A la suite de Flaubert et de Balzac, Zola a cru très vite en une « littérature autopsie », capable d’examiner sans reculer le fond de l’âme humaine. En disciple des grands scientifiques de son époque, Charcot ou Claude Bernard, il entreprend dans son œuvre d’appliquer la théorie des lois de l’hérédité. C’est dans ce sens qu’il faut lire la série des Rougon Macquart qui entreprend de saisir chacun des personnages par le biais d’une lecture génétique de sa destinée. Ainsi, le lecteur comprend mieux les tourments de Jacques Lantier malheureux héros de la Bête humaine ou de Gervaise, héroïne de L’Assommoir : tous les deux, comme bien d’autres, portent en eux la marque de la fêlure initiale, celle de l’ancêtre Macquart.

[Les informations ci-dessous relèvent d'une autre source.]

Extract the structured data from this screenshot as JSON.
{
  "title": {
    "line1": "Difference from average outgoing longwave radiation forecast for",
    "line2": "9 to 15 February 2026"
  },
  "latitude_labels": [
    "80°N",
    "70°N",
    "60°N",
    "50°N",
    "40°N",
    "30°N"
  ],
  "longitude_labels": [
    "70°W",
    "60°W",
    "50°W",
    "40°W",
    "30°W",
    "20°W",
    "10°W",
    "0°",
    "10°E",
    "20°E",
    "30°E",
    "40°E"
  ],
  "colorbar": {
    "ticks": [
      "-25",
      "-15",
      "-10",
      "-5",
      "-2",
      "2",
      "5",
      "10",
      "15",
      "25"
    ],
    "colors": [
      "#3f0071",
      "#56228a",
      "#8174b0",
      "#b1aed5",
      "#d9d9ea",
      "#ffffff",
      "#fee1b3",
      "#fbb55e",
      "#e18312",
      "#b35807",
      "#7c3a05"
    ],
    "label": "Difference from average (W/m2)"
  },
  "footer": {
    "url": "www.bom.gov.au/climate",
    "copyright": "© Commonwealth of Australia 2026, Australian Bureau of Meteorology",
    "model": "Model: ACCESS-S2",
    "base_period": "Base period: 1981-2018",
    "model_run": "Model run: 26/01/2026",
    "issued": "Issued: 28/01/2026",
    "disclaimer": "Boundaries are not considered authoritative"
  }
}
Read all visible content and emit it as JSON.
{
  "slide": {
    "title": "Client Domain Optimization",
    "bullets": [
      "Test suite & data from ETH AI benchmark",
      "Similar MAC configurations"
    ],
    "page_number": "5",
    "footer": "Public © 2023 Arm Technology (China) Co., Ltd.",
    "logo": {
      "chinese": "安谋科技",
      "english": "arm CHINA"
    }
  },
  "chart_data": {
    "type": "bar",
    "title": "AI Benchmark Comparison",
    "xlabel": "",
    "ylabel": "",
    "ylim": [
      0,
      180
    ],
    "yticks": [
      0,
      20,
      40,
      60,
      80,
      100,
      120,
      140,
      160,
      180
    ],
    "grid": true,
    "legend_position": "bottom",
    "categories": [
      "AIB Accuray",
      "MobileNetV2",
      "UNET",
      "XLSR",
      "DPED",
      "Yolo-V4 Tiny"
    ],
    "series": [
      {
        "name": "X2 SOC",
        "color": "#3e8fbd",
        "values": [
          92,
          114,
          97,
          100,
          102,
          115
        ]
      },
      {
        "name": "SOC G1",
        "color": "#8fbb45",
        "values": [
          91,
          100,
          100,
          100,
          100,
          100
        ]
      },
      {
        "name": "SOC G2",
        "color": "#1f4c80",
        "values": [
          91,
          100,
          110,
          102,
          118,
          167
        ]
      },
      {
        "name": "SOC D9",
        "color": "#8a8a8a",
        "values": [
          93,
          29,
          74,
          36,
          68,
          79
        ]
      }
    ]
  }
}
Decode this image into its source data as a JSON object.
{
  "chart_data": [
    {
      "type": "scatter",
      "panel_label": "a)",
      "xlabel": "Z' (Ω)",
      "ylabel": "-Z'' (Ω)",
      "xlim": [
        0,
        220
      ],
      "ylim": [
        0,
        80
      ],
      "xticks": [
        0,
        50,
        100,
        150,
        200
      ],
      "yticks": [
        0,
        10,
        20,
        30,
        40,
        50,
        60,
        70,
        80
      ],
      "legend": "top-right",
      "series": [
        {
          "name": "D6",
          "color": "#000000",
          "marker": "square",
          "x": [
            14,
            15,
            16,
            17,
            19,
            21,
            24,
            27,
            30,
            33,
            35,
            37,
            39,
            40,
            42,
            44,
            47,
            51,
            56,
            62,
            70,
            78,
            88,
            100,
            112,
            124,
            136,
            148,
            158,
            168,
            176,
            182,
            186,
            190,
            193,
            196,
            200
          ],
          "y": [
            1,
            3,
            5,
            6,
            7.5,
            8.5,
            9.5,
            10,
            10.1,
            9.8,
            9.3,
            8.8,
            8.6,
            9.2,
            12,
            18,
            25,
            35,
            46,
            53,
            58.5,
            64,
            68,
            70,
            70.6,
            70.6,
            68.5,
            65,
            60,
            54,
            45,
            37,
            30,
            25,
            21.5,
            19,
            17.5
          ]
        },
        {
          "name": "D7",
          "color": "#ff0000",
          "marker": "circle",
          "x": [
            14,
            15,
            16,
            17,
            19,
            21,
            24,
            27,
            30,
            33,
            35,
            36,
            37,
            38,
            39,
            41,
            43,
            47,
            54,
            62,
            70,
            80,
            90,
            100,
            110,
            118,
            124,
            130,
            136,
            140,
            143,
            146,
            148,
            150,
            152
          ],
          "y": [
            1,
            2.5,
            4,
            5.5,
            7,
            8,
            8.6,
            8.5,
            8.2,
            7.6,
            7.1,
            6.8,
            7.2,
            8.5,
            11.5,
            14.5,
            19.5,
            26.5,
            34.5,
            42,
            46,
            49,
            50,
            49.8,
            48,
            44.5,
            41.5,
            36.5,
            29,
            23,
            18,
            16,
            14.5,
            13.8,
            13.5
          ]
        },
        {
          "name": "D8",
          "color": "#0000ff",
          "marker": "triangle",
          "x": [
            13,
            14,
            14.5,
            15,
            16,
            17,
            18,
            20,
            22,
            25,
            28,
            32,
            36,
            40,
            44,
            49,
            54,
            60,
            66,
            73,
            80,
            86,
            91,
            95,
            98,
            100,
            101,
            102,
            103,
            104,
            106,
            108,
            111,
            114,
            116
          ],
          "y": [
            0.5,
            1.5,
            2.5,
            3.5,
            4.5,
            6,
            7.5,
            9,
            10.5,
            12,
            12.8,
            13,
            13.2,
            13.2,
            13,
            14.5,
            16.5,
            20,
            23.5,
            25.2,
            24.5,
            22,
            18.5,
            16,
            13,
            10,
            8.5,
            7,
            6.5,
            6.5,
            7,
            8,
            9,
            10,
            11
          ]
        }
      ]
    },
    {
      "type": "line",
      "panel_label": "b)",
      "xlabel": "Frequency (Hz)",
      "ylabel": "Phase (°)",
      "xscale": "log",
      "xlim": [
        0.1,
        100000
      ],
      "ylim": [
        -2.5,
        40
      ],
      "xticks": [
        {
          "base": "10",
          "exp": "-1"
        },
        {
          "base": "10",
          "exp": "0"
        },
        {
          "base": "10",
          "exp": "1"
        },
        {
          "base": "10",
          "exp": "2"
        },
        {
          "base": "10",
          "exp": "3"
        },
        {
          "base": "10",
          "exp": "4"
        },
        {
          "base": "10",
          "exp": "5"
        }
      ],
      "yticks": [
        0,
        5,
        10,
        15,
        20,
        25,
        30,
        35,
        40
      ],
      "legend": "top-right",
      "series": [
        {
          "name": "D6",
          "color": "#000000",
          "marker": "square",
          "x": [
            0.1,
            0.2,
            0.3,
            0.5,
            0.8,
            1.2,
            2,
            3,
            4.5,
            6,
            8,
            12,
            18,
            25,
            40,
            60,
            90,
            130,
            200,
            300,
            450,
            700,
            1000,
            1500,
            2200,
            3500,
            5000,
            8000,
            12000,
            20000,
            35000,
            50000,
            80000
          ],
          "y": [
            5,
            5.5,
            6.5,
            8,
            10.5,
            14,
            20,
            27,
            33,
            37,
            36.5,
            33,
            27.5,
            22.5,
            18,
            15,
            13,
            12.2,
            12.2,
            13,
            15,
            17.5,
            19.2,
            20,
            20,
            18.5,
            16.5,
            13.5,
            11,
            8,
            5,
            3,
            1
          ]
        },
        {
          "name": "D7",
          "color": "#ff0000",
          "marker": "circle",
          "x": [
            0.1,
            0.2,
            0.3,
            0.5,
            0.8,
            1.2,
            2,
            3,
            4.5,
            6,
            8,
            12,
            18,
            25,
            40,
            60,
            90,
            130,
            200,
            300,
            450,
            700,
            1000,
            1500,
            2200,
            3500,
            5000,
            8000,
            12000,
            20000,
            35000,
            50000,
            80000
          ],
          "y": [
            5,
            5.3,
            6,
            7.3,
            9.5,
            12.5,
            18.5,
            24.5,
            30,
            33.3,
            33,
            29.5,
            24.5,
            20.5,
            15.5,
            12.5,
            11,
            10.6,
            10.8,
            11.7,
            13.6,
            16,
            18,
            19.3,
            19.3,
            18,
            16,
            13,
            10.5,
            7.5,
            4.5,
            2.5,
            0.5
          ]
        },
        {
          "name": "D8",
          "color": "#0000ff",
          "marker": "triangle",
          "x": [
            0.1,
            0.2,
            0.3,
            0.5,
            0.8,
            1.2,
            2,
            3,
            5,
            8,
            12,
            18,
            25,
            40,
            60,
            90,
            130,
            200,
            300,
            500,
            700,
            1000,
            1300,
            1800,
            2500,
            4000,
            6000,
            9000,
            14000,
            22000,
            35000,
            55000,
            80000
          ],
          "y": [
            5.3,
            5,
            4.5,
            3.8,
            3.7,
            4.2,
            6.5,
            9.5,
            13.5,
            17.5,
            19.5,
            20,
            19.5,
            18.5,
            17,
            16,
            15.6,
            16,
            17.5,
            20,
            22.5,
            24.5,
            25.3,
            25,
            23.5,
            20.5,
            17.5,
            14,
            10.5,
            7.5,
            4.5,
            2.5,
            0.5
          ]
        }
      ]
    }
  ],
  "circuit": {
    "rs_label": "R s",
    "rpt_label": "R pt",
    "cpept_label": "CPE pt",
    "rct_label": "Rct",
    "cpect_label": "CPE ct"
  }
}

               Mais si, comme il l’affirme d’ailleurs dans ses préfaces, Zola est « un savant » il n’en est pas moins un grand romancier. En effet, il crée une galerie de personnages très variés qui amènent le lecteur à circuler avec bonheur dans tous les milieux du Paris de son époque. Avec un sens avancé du récit et du suspense, il nous raconte leur histoire. La forme qu’il utilise est également un élément de qualité : la grande nouveauté de Zola (et en cela il anticipe sur les travaux des grands romanciers du XX° siècle) c’est d’avoir un sens particulier de la langue, d’avoir cette passion de « la philologie ». Il l’affirme nettement dans la préface de l’Assommoir et met ce talent en pratique dans la narration, réalisant ainsi un formidable travail lexical qui unit aux termes soutenus « la langue du peuple ». Populaire et raffinée, la langue de Zola constitue un régal pour le lecteur avide de « style » et de « contenu ».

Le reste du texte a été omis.